The Georgetown location – the first Dean & DeLuca outside New York City, according to the Washington Post – is just one casualty.
Dean & DeLuca shops in California and New York have already closed, and the New York Times reports Stage, the company’s pilot cafeteria-style restaurant is also in the process of closing.
In fact, the company’s website only has four stores left – two in New York and two in Hawaii.
“Dean & DeLuca will focus on its flagship store located on Prince Street in New York city while it reassesses how to transform its business model to address challenges that are facing many brands in the sector,” a representative for the company told our partners at the Washington Post.
NYT has previously reported several vendors there were owed thousands of dollars, and Eater reports small businesses have turned to social media to complain about the money they are owed.
Eater reported the 42-year-old brand started in SoHo hawking specialty food iteams, housewares and cookbooks.
“According to the company’s own lore, Dean & DeLuca blazed a trail into the hearts of culinarians in the city, as well as tourists, by being the first store in New York to stock items like balsamic vinegar, dried mushrooms, and radicchio,” Brenna Houck wrote for Eater.
By 1988, they had upgraded to a giant new store with a sleek minimalist design.
Some have credited the Dean & DeLuca aesthetic — white walls, white tile floors, and butcher block counters with stainless steel and chrome elements — with inspiring a contemporary revolution in home kitchen aesthetics,” Houck wrote.
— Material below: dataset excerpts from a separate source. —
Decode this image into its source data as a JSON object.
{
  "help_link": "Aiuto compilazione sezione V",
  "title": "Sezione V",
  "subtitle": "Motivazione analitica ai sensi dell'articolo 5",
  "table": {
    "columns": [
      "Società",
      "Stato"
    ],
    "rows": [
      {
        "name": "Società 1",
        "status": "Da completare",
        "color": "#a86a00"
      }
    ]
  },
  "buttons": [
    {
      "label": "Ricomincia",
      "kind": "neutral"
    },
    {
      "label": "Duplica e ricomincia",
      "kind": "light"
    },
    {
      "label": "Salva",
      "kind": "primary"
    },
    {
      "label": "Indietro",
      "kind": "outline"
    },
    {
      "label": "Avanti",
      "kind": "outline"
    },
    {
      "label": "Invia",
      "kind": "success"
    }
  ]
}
News of financial struggles for the gourmet grocer surfaced last year, with the New York Post reporting Dean & DeLuca had pulled out of several leases in New York and London, as well as a shop in Charlotte closing after allegedly not paying three months rent.
Even the store here in D.C. had its issues.
"Live and dead mice…in the food prep area and downstairs around the cheese display," was the official observation on Dean & Deluca's Georgetown closure inspection in 2014. Inspectors also cited potential contamination violations and food stored at potentially unsafe temperatures.